Oggi è Pasqua, doveva essere un giorno di festa, di gioia, di divertimento, di speranza. Purtroppo non lo è stato.
Stamani due operai sono morti sul lavoro, alla ECB di Treviglio nel bergamasco. L’esplosione dell’autoclave è stata loro fatale.
Oramai è uno stillicidio quotidiano, che non conosce sosta (neppure nei giorni di festa). L’Osservatorio Indipendente di Bologna sulle morti sul lavoro parla già di 151 morti sul lavoro nei primi 3 mesi del 2018 (nei primi 3 mesi del 2017 erano 133).
Ho ascoltato i TG e da quello che dicono questa ECB era un’azienda sicura.
E allora perché questi 2 operai sono morti? L’azienda oggi era chiusa per la festività Pasquale. E allora perché quei due operai erano lì a lavorare?
Anche la Labromare di Livorno, dicevano, era sicura, eppure il 28 marzo altri 2 operai sono morti per l’esplosione di un serbatoio.
C’è qualcosa che non va, queste morti sul lavoro accadono troppo spesso, e non ci credo che ci sia tutta questa sicurezza sul lavoro in Italia.

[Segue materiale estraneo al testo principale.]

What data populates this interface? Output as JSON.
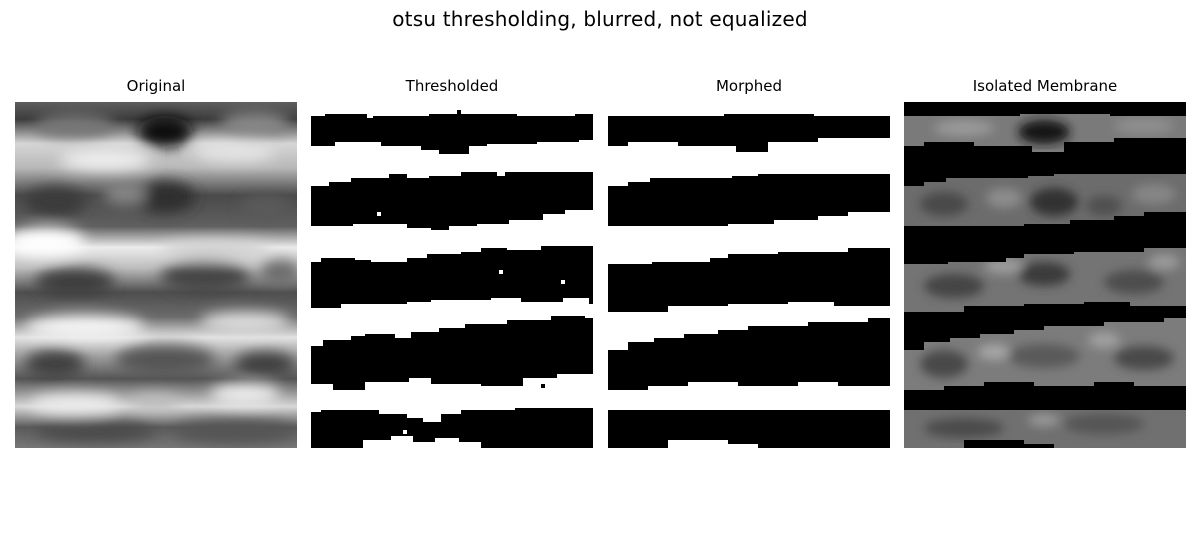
{
  "figure": {
    "title": "otsu thresholding, blurred, not equalized"
  },
  "panels": [
    {
      "title": "Original",
      "kind": "grayscale"
    },
    {
      "title": "Thresholded",
      "kind": "binary-noisy"
    },
    {
      "title": "Morphed",
      "kind": "binary-clean"
    },
    {
      "title": "Isolated Membrane",
      "kind": "masked-grayscale"
    }
  ]
}
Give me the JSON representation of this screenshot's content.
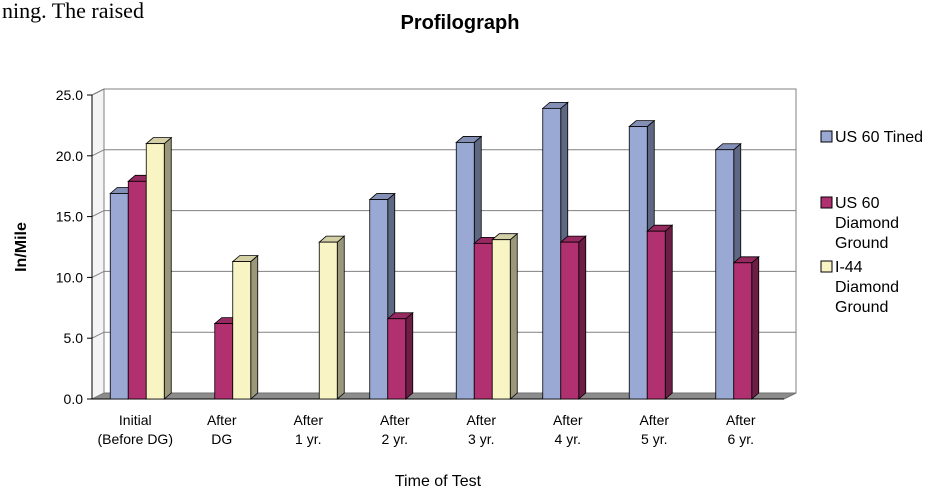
{
  "page": {
    "top_text_fragment": "ning.  The raised"
  },
  "chart_data": {
    "type": "bar",
    "title": "Profilograph",
    "xlabel": "Time of Test",
    "ylabel": "In/Mile",
    "ylim": [
      0,
      25
    ],
    "y_ticks": [
      "0.0",
      "5.0",
      "10.0",
      "15.0",
      "20.0",
      "25.0"
    ],
    "grid": true,
    "legend_position": "right",
    "categories": [
      [
        "Initial",
        "(Before DG)"
      ],
      [
        "After",
        "DG"
      ],
      [
        "After",
        "1 yr."
      ],
      [
        "After",
        "2 yr."
      ],
      [
        "After",
        "3 yr."
      ],
      [
        "After",
        "4 yr."
      ],
      [
        "After",
        "5 yr."
      ],
      [
        "After",
        "6 yr."
      ]
    ],
    "series": [
      {
        "name": "US 60 Tined",
        "legend_lines": [
          "US 60 Tined"
        ],
        "color": "#9aa8d4",
        "values": [
          16.9,
          null,
          null,
          16.4,
          21.1,
          23.9,
          22.4,
          20.5
        ]
      },
      {
        "name": "US 60 Diamond Ground",
        "legend_lines": [
          "US 60",
          "Diamond",
          "Ground"
        ],
        "color": "#b03070",
        "values": [
          17.9,
          6.2,
          null,
          6.6,
          12.8,
          12.9,
          13.8,
          11.2
        ]
      },
      {
        "name": "I-44 Diamond Ground",
        "legend_lines": [
          "I-44",
          "Diamond",
          "Ground"
        ],
        "color": "#f8f4c4",
        "values": [
          21.0,
          11.3,
          12.9,
          null,
          13.1,
          null,
          null,
          null
        ]
      }
    ]
  }
}
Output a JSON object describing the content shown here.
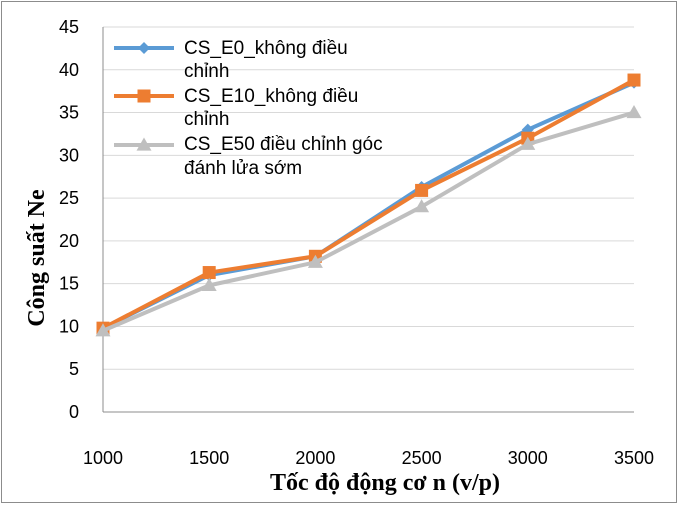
{
  "chart_data": {
    "type": "line",
    "xlabel": "Tốc độ động cơ n (v/p)",
    "ylabel": "Công suất Ne",
    "x": [
      1000,
      1500,
      2000,
      2500,
      3000,
      3500
    ],
    "ylim": [
      0,
      45
    ],
    "yticks": [
      0,
      5,
      10,
      15,
      20,
      25,
      30,
      35,
      40,
      45
    ],
    "grid": "horizontal",
    "legend_position": "top-left",
    "series": [
      {
        "name_lines": [
          "CS_E0_không điều",
          "chỉnh"
        ],
        "name": "CS_E0_không điều chỉnh",
        "color": "#5b9bd5",
        "marker": "diamond",
        "values": [
          9.8,
          16.0,
          18.2,
          26.3,
          33.0,
          38.5
        ]
      },
      {
        "name_lines": [
          "CS_E10_không điều",
          "chỉnh"
        ],
        "name": "CS_E10_không điều chỉnh",
        "color": "#ed7d31",
        "marker": "square",
        "values": [
          9.8,
          16.3,
          18.2,
          25.9,
          32.0,
          38.8
        ]
      },
      {
        "name_lines": [
          "CS_E50 điều chỉnh góc",
          "đánh lửa sớm"
        ],
        "name": "CS_E50 điều chỉnh góc đánh lửa sớm",
        "color": "#bfbfbf",
        "marker": "triangle",
        "values": [
          9.5,
          14.8,
          17.5,
          24.0,
          31.3,
          35.0
        ]
      }
    ]
  }
}
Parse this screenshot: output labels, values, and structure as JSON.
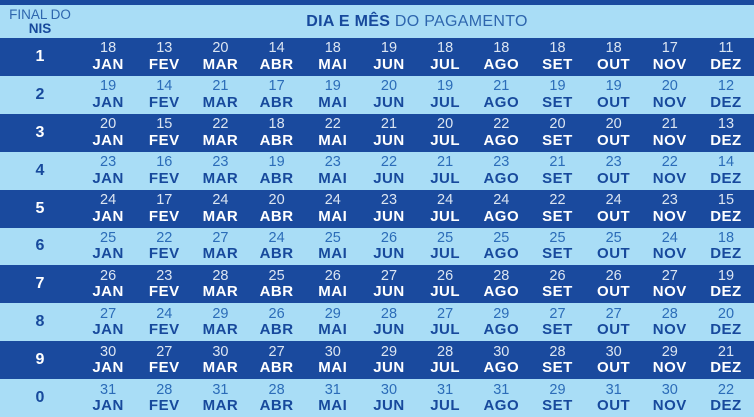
{
  "header": {
    "nis_line1": "FINAL DO",
    "nis_line2": "NIS",
    "title_bold": "DIA E MÊS",
    "title_regular": " DO PAGAMENTO"
  },
  "months": [
    "JAN",
    "FEV",
    "MAR",
    "ABR",
    "MAI",
    "JUN",
    "JUL",
    "AGO",
    "SET",
    "OUT",
    "NOV",
    "DEZ"
  ],
  "rows": [
    {
      "nis": "1",
      "days": [
        18,
        13,
        20,
        14,
        18,
        19,
        18,
        18,
        18,
        18,
        17,
        11
      ]
    },
    {
      "nis": "2",
      "days": [
        19,
        14,
        21,
        17,
        19,
        20,
        19,
        21,
        19,
        19,
        20,
        12
      ]
    },
    {
      "nis": "3",
      "days": [
        20,
        15,
        22,
        18,
        22,
        21,
        20,
        22,
        20,
        20,
        21,
        13
      ]
    },
    {
      "nis": "4",
      "days": [
        23,
        16,
        23,
        19,
        23,
        22,
        21,
        23,
        21,
        23,
        22,
        14
      ]
    },
    {
      "nis": "5",
      "days": [
        24,
        17,
        24,
        20,
        24,
        23,
        24,
        24,
        22,
        24,
        23,
        15
      ]
    },
    {
      "nis": "6",
      "days": [
        25,
        22,
        27,
        24,
        25,
        26,
        25,
        25,
        25,
        25,
        24,
        18
      ]
    },
    {
      "nis": "7",
      "days": [
        26,
        23,
        28,
        25,
        26,
        27,
        26,
        28,
        26,
        26,
        27,
        19
      ]
    },
    {
      "nis": "8",
      "days": [
        27,
        24,
        29,
        26,
        29,
        28,
        27,
        29,
        27,
        27,
        28,
        20
      ]
    },
    {
      "nis": "9",
      "days": [
        30,
        27,
        30,
        27,
        30,
        29,
        28,
        30,
        28,
        30,
        29,
        21
      ]
    },
    {
      "nis": "0",
      "days": [
        31,
        28,
        31,
        28,
        31,
        30,
        31,
        31,
        29,
        31,
        30,
        22
      ]
    }
  ],
  "colors": {
    "dark_blue": "#1A4A9E",
    "light_blue": "#A9DDF6",
    "navy_text": "#17499C",
    "mid_blue_text": "#2E66AE",
    "dark_row_day_text": "#DCE6F2",
    "light_row_day_text": "#2B6CB8",
    "white_text": "#FFFFFF"
  }
}
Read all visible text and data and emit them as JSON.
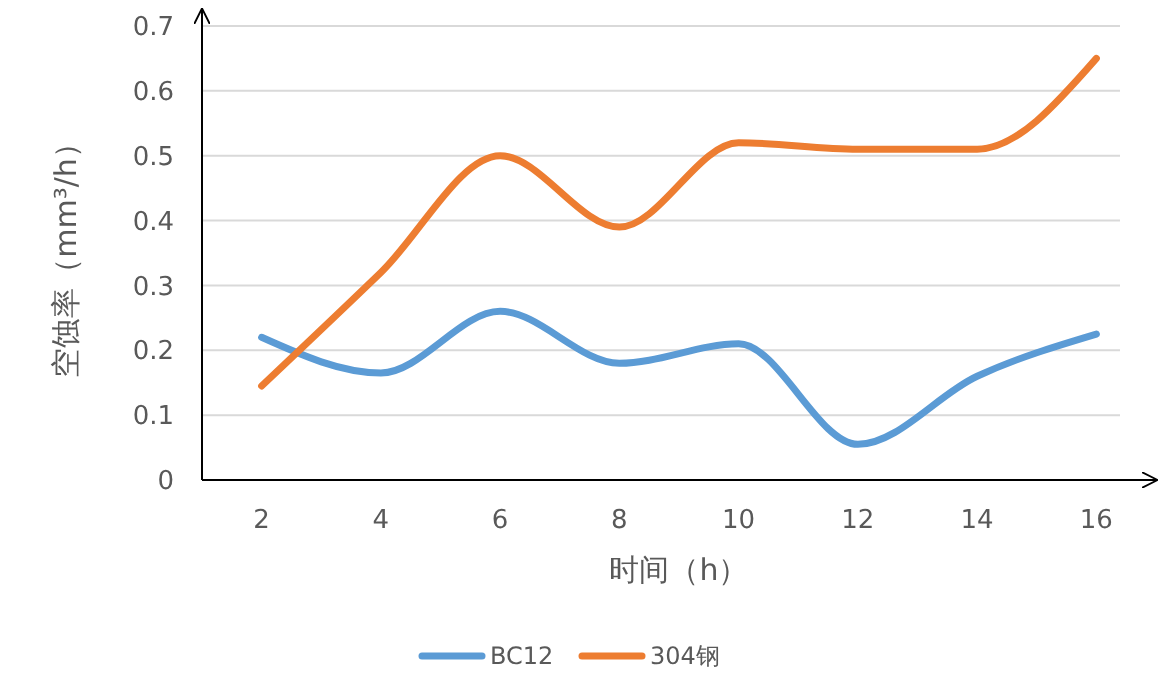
{
  "chart_data": {
    "type": "line",
    "xlabel": "时间（h）",
    "ylabel": "空蚀率（mm³/h）",
    "categories": [
      "2",
      "4",
      "6",
      "8",
      "10",
      "12",
      "14",
      "16"
    ],
    "ylim": [
      0,
      0.7
    ],
    "yticks": [
      0,
      0.1,
      0.2,
      0.3,
      0.4,
      0.5,
      0.6,
      0.7
    ],
    "grid": "y",
    "legend": "bottom",
    "marker": "none",
    "line_style": "solid",
    "series": [
      {
        "name": "BC12",
        "color": "#5b9bd5",
        "values": [
          0.22,
          0.165,
          0.26,
          0.18,
          0.21,
          0.055,
          0.16,
          0.225
        ]
      },
      {
        "name": "304钢",
        "color": "#ed7d31",
        "values": [
          0.145,
          0.32,
          0.5,
          0.39,
          0.52,
          0.51,
          0.51,
          0.65
        ]
      }
    ]
  }
}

Quando accadono questi drammi è perché in quelle aziende non si rispettavano neanche le minime norme per la sicurezza sul lavoro.
E nel 2018 ancora le chiamano “morti bianche”, un termine ipocrita, che mi fa rizzare quei pochi capelli che mi sono rimasti. Un termine assurdo, che andrebbe abolito, perché è un insulto ai familiari e alle vittime sul lavoro.
La sicurezza sul lavoro è un tema che deve tornare centrale. E la politica deve tornare a occuparsene come si deve. Di fronte a queste tragedie non vedo quasi più nessuno indignarsi, se non i soliti, cioè gli “addetti al lavoro”, cioè chi di sicurezza sul lavoro se ne occupa tutti i giorni.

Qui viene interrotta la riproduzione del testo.